As we have seen, contemporary offices are changing fast. The demands of a changing technological landscape are leading to necessary re-considerations of today's workspaces. The old picture of tens of rows and columns of worker bees attendant to individual tasks is fading away. This stems from the fact that work as we know it is being redefined. How has this happened?
The major shift in American industry was the emergence of neo-liberalism in the 1980s. Manufacturing was sent off to foreign shores and so jobs related to the administration of these other jobs exploded. As such, the cubicle proliferated. The general configuration of offices did not change, despite the fact that work itself had turned into something else. A more fundamental change would be necessary to force modern workplaces to reconsider the standard set up.
As boring as it is to say that the Internet changed everything; the Internet changed everything. More than just a technological novelty, the World Wide Web has elementally changed the way members of our society interact. Logically, this has meant major differences in the ways that co-workers interact with each other as well. The work of each individual employee depends, now to a much greater level, on the work of many other employees. In turn, modern office furniture is finding new ways to encapsulate this new level of interdependency.
In a report from Forbes Magazine, we learn that 20% of American workers consistently work from home. They note that this number will increase by more than 60% in the next half decade. If working outside of a traditional office space is common and only becoming more common, doesn't this spell the end of the conventional office? Not quite. Even though technology has rendered much of the tedious back and forth of workplace interactions, there is still no substitute for face-to-face interaction.

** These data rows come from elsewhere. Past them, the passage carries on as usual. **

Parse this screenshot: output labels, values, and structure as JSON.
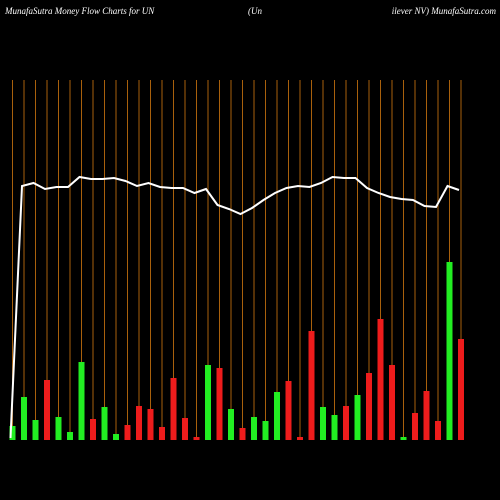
{
  "chart_data": {
    "type": "money-flow",
    "title_left": "MunafaSutra  Money Flow  Charts for UN",
    "title_middle": "(Un",
    "title_right": "ilever NV) MunafaSutra.com",
    "ylim": [
      0,
      360
    ],
    "series": [
      {
        "name": "Flow",
        "colors": [
          "#22ee22",
          "#22ee22",
          "#22ee22",
          "#ee1c1c",
          "#22ee22",
          "#22ee22",
          "#22ee22",
          "#ee1c1c",
          "#22ee22",
          "#22ee22",
          "#ee1c1c",
          "#ee1c1c",
          "#ee1c1c",
          "#ee1c1c",
          "#ee1c1c",
          "#ee1c1c",
          "#ee1c1c",
          "#22ee22",
          "#ee1c1c",
          "#22ee22",
          "#ee1c1c",
          "#22ee22",
          "#22ee22",
          "#22ee22",
          "#ee1c1c",
          "#ee1c1c",
          "#ee1c1c",
          "#22ee22",
          "#22ee22",
          "#ee1c1c",
          "#22ee22",
          "#ee1c1c",
          "#ee1c1c",
          "#ee1c1c",
          "#22ee22",
          "#ee1c1c",
          "#ee1c1c",
          "#ee1c1c",
          "#22ee22",
          "#ee1c1c"
        ],
        "values": [
          14,
          43,
          20,
          60,
          23,
          8,
          78,
          21,
          33,
          6,
          15,
          34,
          31,
          13,
          62,
          22,
          3,
          75,
          72,
          31,
          12,
          23,
          19,
          48,
          59,
          3,
          109,
          33,
          25,
          34,
          45,
          67,
          121,
          75,
          3,
          27,
          49,
          19,
          178,
          101
        ]
      },
      {
        "name": "Price",
        "color": "#ffffff",
        "values": [
          2,
          254,
          257,
          251,
          253,
          253,
          263,
          261,
          261,
          262,
          259,
          254,
          257,
          253,
          252,
          252,
          247,
          251,
          235,
          231,
          226,
          232,
          240,
          247,
          252,
          254,
          253,
          257,
          263,
          262,
          262,
          252,
          247,
          243,
          241,
          240,
          234,
          233,
          254,
          250
        ]
      }
    ],
    "gridline_color": "#a8600c"
  }
}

If your company is foward thinking, then your best bet is to buy from a similarily innovative company, like Inracks Corp or just click here.
However, not all industries have been so changed by the Internet. Some companies cannot undertake greater collaboration, just by the nature of their work. Take control room furniture, for instance, is just one such industrial category. The corporations that keep this sector afloat are often companies that cannot abide greater employee collaboration. One commentator observed, "the office is no longer defined by a particular space or furniture." And while this is mostly true, there are certain areas of American industry that resist this notion.